Given one side of a golden rectangle is 3.7 inches, find the possible lengths of the other side. Notice that the other side can be either longer or shorter than 3.7 inches. Round your answers to the nearest tenth and use Greek Phi symbol=1.618.
a/b = b/(a-b)
b^2 = a^2 - ab
a^2 - ab -b^2 = 0
a = [b +/- sqrt(b^2 +4 b^2) ]/2
a = b [ 1 + sqrt 5 ]/2
a = 1.618 b sure enough
now 3.7 could be a or b
if b = 3.7
then a = 5.99 about 6
if a= 3.7
then b = 2.29 about 2.3
To find the possible lengths of the other side of a golden rectangle given that one side is 3.7 inches, we can use the ratio of the golden ratio, also known as Phi (Φ), which is approximately 1.618.
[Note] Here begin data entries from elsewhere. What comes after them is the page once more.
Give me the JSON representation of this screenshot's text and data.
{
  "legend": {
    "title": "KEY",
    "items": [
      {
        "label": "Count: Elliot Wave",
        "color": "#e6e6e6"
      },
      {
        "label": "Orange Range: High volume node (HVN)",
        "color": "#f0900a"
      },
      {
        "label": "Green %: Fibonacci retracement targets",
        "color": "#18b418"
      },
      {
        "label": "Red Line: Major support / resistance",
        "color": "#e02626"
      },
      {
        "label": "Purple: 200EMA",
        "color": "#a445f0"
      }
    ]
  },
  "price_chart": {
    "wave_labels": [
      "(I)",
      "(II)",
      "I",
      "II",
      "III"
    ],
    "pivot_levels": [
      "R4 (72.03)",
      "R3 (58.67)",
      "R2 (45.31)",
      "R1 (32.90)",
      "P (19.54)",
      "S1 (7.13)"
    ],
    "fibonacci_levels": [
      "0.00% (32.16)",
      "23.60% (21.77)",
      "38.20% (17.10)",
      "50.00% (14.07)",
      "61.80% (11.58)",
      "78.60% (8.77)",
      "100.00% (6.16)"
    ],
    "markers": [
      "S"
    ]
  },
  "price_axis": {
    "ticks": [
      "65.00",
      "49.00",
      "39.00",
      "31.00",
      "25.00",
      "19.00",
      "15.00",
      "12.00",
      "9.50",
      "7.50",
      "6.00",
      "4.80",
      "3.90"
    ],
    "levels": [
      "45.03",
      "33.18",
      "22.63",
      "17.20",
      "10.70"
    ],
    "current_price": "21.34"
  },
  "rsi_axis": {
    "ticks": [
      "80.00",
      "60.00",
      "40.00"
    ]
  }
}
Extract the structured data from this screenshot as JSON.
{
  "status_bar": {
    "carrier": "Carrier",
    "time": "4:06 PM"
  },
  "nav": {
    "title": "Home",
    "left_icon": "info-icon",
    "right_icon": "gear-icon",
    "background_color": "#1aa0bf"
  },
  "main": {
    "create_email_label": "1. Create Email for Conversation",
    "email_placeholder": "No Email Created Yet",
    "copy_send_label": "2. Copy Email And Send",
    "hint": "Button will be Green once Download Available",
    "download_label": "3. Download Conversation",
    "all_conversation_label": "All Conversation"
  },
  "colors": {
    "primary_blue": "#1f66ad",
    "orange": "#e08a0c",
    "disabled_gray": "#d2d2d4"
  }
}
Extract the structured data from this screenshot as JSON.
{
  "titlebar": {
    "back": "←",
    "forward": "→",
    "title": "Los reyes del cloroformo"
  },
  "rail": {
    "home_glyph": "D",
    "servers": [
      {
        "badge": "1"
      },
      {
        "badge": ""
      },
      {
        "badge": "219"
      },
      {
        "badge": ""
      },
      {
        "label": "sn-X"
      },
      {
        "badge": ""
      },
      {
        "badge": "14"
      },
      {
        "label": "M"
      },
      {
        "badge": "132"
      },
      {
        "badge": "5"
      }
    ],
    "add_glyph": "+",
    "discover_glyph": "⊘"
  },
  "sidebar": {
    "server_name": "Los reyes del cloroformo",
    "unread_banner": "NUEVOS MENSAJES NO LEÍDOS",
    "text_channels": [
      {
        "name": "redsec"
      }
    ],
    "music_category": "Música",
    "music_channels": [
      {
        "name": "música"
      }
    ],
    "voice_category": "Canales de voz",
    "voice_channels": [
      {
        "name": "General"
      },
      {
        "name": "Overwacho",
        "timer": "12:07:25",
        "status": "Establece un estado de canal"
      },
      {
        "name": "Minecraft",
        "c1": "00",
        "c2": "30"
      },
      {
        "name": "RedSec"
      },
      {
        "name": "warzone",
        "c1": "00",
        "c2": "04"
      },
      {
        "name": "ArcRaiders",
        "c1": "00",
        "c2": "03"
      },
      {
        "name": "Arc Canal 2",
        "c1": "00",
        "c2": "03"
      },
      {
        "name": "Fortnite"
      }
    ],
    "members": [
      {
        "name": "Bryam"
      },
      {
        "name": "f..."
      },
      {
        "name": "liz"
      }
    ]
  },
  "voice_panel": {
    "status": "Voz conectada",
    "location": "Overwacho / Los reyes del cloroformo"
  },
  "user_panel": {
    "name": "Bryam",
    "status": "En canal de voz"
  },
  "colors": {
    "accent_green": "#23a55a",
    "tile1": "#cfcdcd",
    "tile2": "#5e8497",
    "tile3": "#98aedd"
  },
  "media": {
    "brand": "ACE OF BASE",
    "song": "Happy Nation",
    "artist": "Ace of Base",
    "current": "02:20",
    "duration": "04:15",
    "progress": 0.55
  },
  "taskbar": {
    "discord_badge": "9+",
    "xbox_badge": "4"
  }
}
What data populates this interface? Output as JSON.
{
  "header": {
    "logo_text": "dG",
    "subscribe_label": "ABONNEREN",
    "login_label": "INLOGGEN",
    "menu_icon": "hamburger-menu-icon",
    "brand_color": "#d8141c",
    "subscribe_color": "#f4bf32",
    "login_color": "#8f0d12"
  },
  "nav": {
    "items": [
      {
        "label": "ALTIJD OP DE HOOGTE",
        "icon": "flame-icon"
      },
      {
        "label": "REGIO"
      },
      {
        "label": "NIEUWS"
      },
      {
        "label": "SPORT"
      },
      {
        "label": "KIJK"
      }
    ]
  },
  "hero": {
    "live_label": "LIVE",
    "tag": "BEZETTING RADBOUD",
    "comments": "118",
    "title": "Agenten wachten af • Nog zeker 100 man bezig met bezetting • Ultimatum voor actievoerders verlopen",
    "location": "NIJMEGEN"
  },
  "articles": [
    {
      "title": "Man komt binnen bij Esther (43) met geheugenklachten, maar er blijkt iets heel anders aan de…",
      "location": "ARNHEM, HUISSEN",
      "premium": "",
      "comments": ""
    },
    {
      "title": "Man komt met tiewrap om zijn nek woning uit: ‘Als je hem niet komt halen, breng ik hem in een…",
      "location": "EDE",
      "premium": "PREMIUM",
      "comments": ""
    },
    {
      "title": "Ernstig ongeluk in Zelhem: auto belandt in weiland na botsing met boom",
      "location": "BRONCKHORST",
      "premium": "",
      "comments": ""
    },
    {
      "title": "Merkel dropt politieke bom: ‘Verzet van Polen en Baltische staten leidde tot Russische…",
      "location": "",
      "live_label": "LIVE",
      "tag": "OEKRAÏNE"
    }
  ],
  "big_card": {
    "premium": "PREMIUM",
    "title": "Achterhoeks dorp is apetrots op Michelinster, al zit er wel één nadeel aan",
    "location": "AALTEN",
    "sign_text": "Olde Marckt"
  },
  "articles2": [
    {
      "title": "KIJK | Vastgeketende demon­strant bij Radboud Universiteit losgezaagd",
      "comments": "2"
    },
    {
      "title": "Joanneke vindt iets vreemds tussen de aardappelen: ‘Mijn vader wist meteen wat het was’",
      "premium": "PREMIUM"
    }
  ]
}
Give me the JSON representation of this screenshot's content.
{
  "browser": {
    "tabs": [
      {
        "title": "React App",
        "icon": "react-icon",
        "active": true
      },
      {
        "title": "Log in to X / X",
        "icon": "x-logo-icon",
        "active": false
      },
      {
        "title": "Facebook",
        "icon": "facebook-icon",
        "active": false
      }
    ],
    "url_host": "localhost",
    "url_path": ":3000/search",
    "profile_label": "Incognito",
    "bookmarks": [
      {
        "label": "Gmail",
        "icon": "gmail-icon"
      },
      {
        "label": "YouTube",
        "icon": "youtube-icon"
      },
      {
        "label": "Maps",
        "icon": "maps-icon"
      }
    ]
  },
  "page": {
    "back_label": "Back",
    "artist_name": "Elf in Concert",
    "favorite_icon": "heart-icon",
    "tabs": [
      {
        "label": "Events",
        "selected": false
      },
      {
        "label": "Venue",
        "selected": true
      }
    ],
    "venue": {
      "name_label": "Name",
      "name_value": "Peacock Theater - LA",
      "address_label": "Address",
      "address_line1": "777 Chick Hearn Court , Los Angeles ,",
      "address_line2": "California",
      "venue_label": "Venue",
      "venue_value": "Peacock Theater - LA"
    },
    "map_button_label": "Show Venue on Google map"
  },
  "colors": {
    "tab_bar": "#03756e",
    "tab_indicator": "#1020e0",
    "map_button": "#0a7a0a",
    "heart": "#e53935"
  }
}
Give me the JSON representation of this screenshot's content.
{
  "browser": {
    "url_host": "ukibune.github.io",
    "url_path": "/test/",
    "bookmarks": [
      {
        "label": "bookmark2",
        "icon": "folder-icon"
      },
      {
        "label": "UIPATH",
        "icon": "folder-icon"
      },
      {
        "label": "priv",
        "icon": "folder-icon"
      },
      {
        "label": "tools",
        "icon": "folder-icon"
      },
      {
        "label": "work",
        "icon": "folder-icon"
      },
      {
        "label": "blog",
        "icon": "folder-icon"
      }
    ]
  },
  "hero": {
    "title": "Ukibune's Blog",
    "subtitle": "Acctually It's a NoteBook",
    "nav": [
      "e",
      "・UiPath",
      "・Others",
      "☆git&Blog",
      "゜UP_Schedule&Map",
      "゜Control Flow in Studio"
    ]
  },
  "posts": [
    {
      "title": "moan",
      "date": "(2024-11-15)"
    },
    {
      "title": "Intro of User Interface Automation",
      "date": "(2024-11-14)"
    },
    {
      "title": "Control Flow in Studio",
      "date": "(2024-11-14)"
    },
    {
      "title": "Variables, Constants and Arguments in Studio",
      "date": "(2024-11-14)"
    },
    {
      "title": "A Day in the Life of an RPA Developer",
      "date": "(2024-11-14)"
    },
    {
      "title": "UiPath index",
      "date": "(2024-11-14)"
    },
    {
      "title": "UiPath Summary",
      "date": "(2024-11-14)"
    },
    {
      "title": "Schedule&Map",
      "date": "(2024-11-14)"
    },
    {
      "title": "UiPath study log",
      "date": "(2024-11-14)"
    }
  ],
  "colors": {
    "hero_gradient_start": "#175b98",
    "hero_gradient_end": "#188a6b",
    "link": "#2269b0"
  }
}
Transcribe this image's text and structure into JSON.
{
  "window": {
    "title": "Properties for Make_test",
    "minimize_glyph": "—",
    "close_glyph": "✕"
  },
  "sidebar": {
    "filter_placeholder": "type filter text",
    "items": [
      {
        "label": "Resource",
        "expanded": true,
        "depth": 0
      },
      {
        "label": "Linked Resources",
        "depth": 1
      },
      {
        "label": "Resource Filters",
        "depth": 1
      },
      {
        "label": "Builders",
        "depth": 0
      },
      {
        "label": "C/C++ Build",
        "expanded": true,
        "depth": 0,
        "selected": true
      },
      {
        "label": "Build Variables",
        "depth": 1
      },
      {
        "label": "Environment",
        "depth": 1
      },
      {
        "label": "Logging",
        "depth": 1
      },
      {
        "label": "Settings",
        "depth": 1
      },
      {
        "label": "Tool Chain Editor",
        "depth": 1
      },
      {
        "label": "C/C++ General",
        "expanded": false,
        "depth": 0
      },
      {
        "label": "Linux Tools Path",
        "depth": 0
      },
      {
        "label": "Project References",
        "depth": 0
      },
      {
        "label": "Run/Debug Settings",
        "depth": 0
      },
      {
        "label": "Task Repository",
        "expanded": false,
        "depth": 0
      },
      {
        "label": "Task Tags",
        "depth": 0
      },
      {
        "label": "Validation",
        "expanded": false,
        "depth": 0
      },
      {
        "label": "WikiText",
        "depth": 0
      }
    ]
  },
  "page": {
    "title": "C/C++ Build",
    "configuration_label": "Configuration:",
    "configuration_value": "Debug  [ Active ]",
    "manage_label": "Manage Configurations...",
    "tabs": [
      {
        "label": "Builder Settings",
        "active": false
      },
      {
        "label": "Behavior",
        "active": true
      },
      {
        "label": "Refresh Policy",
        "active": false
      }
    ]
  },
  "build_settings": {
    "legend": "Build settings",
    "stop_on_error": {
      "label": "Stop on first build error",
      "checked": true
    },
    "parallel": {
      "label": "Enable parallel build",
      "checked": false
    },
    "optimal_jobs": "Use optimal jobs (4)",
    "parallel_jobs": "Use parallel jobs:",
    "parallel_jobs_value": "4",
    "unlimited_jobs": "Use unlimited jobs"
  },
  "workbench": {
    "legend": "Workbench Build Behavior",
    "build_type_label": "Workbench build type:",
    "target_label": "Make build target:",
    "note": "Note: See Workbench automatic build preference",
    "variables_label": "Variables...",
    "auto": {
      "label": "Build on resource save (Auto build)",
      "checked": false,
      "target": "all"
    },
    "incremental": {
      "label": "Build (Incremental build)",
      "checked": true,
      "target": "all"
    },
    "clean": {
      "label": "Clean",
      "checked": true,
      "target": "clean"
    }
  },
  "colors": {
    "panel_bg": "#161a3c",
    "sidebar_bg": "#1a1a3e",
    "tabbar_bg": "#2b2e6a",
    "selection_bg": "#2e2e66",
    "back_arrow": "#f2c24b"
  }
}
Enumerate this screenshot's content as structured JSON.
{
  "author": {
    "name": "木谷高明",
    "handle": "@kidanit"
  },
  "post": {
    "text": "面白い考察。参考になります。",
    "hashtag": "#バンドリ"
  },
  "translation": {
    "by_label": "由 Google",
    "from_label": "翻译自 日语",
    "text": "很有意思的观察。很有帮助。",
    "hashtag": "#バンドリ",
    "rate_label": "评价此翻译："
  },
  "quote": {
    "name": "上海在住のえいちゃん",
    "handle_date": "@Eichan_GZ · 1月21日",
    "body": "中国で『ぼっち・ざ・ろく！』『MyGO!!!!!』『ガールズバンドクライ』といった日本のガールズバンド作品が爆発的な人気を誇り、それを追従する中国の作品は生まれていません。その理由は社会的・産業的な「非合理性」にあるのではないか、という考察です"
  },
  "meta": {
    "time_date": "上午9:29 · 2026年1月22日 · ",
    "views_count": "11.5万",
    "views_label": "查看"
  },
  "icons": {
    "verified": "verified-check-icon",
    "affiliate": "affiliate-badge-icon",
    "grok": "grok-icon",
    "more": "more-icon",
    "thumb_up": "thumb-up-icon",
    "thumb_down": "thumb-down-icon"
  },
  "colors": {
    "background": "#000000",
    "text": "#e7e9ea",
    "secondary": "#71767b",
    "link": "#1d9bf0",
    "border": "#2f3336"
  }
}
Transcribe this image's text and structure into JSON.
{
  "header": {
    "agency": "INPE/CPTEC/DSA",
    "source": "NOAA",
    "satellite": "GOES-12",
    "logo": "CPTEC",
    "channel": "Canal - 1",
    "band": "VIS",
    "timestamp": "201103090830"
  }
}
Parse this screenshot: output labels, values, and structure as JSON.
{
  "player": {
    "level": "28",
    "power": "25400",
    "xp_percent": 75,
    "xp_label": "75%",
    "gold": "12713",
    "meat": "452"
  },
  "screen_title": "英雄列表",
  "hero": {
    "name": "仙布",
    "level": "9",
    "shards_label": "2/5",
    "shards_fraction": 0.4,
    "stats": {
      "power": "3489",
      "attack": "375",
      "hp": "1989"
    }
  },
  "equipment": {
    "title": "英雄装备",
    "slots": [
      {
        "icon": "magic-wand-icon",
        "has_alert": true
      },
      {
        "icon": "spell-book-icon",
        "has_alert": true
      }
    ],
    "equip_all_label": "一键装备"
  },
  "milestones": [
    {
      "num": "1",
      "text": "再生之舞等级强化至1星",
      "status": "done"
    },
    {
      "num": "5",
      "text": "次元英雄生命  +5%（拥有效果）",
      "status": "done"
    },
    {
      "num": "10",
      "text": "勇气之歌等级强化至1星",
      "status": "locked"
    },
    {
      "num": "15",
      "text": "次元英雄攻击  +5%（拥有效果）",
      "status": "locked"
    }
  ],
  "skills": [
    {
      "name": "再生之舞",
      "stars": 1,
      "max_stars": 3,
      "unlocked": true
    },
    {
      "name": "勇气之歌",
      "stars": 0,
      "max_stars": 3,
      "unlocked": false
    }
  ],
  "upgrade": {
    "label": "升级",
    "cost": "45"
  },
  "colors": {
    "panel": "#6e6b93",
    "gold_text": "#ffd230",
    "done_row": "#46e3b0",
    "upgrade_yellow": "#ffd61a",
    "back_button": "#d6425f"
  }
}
To determine the shorter length, we divide the given length by Phi:
Shorter length = 3.7 / Φ ≈ 3.7 / 1.618 ≈ 2.287
Rounding this to the nearest tenth, the shorter length can be approximately 2.3 inches.
To determine the longer length, we multiply the given length by Phi:
Longer length = 3.7 * Φ ≈ 3.7 * 1.618 ≈ 5.986
Rounding this to the nearest tenth, the longer length can be approximately 6.0 inches.
Therefore, the possible lengths of the other side of the golden rectangle can be approximately 2.3 inches (shorter length) or 6.0 inches (longer length).